The trip — now nicknamed “Solomons 101” — began in earnest when we flew north to airfields at Gizo, on Ghizo Island, and Munda, on New Georgia, both in the Western Province, the gateway to equatorial rain forests, volcanic mountains, blue lagoons and sandy beaches.

Met by a skiff and driver, we were off, speeding over a shimmering blue lagoon, to Fat Boys Resort, an all-inclusive, palm-thatched lodge built over deep water, with five bamboo-walled guest bungalows perched on the shore. Our base camp for the next few days, the lodge was a short boat ride to Kennedy Island, where we went ashore to see where Lt. John Kennedy and his PT-109 crew hid after a Japanese vessel sank their ship. And close enough to a string of shallow reefs to spend a couple of hours snorkeling, before landing for a grilled-lobster picnic.

“The rising ocean is washing the island away,” said Sam, the boat captain, when I asked why one of the trees, its roots submerged in saltwater, seemed to be dying. “People used to think the trees had a disease,” he told me. “Now they know it’s global warming.”
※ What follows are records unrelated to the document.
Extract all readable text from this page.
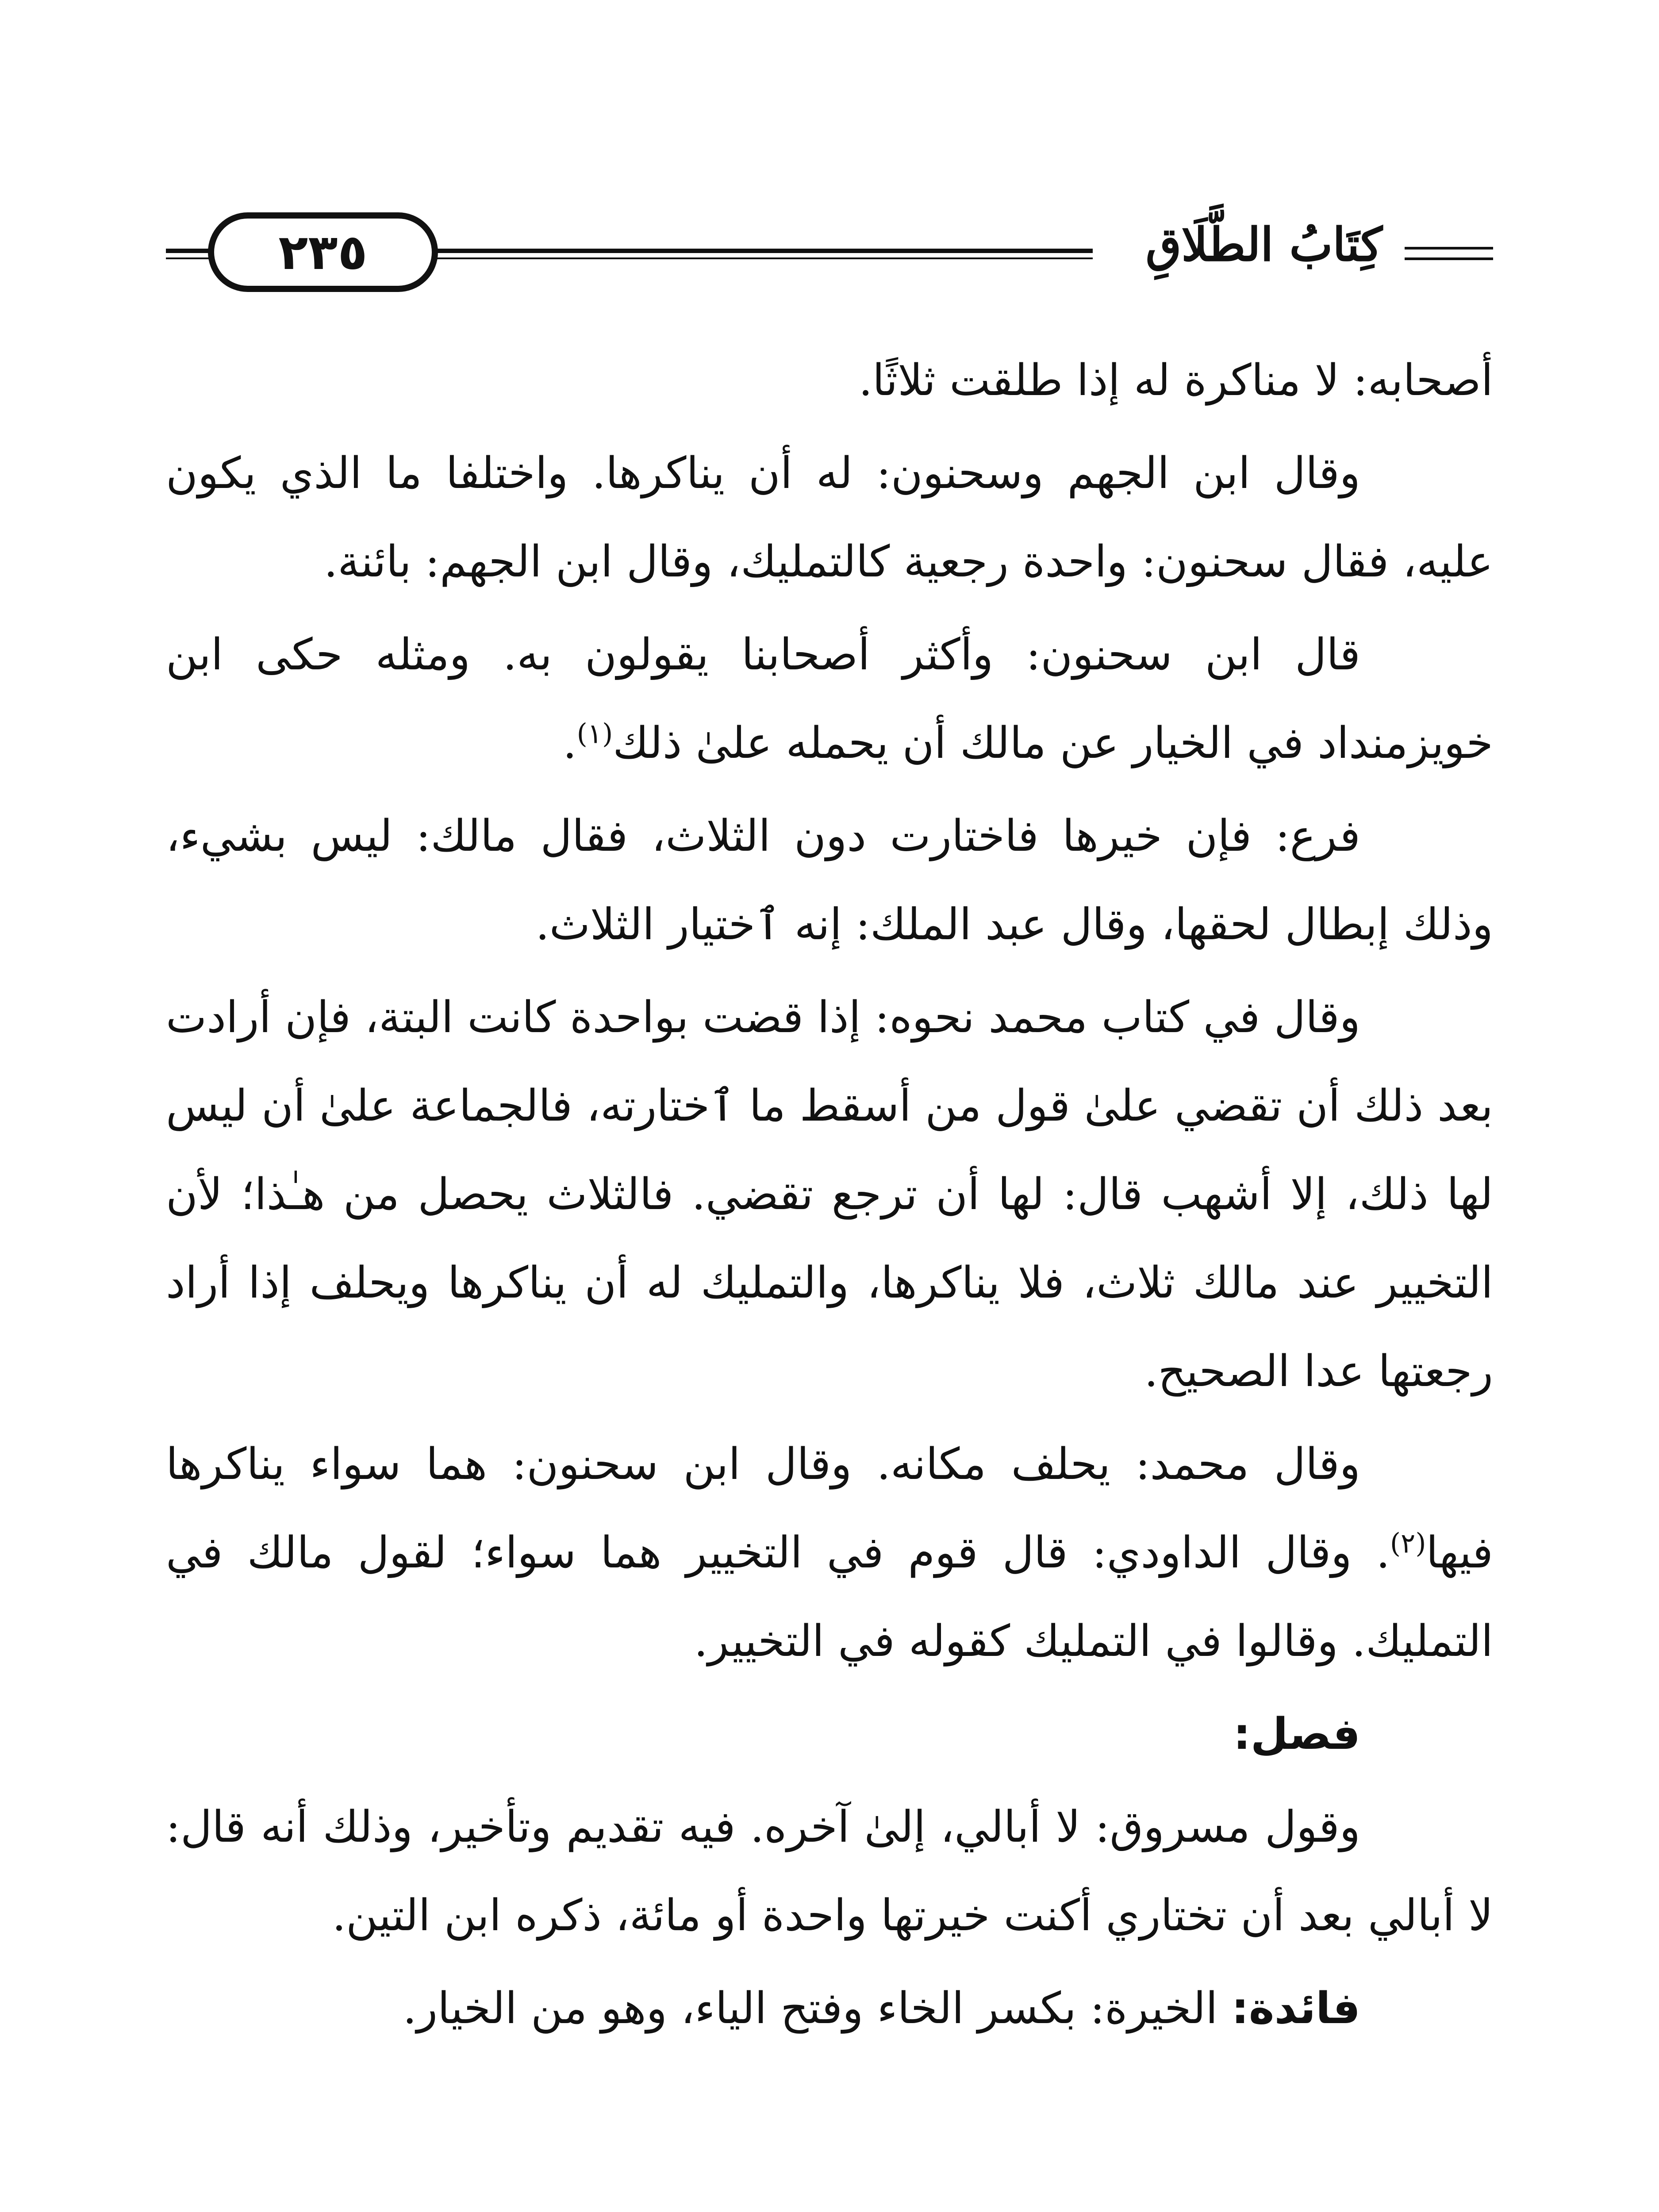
٢٣٥	كِتَابُ الطَّلَاقِ

أصحابه: لا مناكرة له إذا طلقت ثلاثًا.

وقال ابن الجهم وسحنون: له أن يناكرها. واختلفا ما الذي يكون عليه، فقال سحنون: واحدة رجعية كالتمليك، وقال ابن الجهم: بائنة.

قال ابن سحنون: وأكثر أصحابنا يقولون به. ومثله حكى ابن خويزمنداد في الخيار عن مالك أن يحمله علىٰ ذلك$^{(١)}$.

فرع: فإن خيرها فاختارت دون الثلاث، فقال مالك: ليس بشيء، وذلك إبطال لحقها، وقال عبد الملك: إنه ٱختيار الثلاث.

وقال في كتاب محمد نحوه: إذا قضت بواحدة كانت البتة، فإن أرادت بعد ذلك أن تقضي علىٰ قول من أسقط ما ٱختارته، فالجماعة علىٰ أن ليس لها ذلك، إلا أشهب قال: لها أن ترجع تقضي. فالثلاث يحصل من هـٰذا؛ لأن التخيير عند مالك ثلاث، فلا يناكرها، والتمليك له أن يناكرها ويحلف إذا أراد رجعتها عدا الصحيح.

وقال محمد: يحلف مكانه. وقال ابن سحنون: هما سواء يناكرها فيها$^{(٢)}$. وقال الداودي: قال قوم في التخيير هما سواء؛ لقول مالك في التمليك. وقالوا في التمليك كقوله في التخيير.

فصل:

وقول مسروق: لا أبالي، إلىٰ آخره. فيه تقديم وتأخير، وذلك أنه قال: لا أبالي بعد أن تختاري أكنت خيرتها واحدة أو مائة، ذكره ابن التين.

فائدة: الخيرة: بكسر الخاء وفتح الياء، وهو من الخيار.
It was party time the next day at Gizo’s Friday market. Families in dugout canoes docked at the waterfront, buyers crowded the aisles, coins changed hands, sellers hailed their friends and old ladies filled their shopping bags. Everyone smiled, asking where we were from and posing for photos.

Ngali nuts — the holy grail of snacks here in the islands — were in season, so I stocked up with a half-dozen folded-leaf packages. Green taro leaves competed with slippery spinach (Malabar spinach), purple bananas, carrots and betel nuts, commonly chewed here, an affordable substitute for coffee or cigarettes.

“What do they taste like?” I asked an older man with red-rimmed eyes (the clue), who offered me a seat in the shade. “Do they make you feel relaxed?” I ventured to ask.

“Oh, no, they give you energy!” he said, smiling, showing me how he folded the nut and leaf together with a pinch of slaked lime (ash from burned clam shells). “One or two of these and I want to get up and work all day.”

Flying on to Munda, on our next leg, we checked into the Agnes Gateway Hotel, on the waterfront, a spartan set of rooms and cottages advertised in scuba magazines. Signing up for a tour to Skull Island, we met boat captain Billy Kere, 30-ish and friendly, and a “descendant of the Roviana headhunter clan,” as he told us. Heading for deep water, pounding over incoming waves, we finally docked at tiny Skull Island, just big enough to hold piles of rocks and rows of ancient skulls, victims of long ago battles.

“Don’t worry, the headhunters are gone,” said Billy, chuckling. “It’s all about love nowadays. But not then,” he added. “If you sinned? Your head came off.”

Going on to Lubaria Island, the PT-boat base where Kennedy and his crew were stationed during the war, we went ashore to visit the barracks and look at the monument. Ata, the keeper, produced a carved wood bust of the youthful Kennedy, which he hides at night. “It’s been stolen and recovered twice,” he said, leading me to a group of rusty cannons. The real surprise was the modern bathroom.

Two days later, as our adventure wound down and we boarded a 16-seat Twin Otter for the flight back to Honiara — an aerial tour over islands, bays, coral reefs, rain forests, volcanos, waterfalls and mountains — I suddenly realized how much we'd missed. The Solomon Islands, spectacular, varied and pristine, with an annual visitor count of just 24,000, remains one of the world's last untamed destinations ( The roads aren't awfully good, especially in the country. But potholes or no, we'll be going back.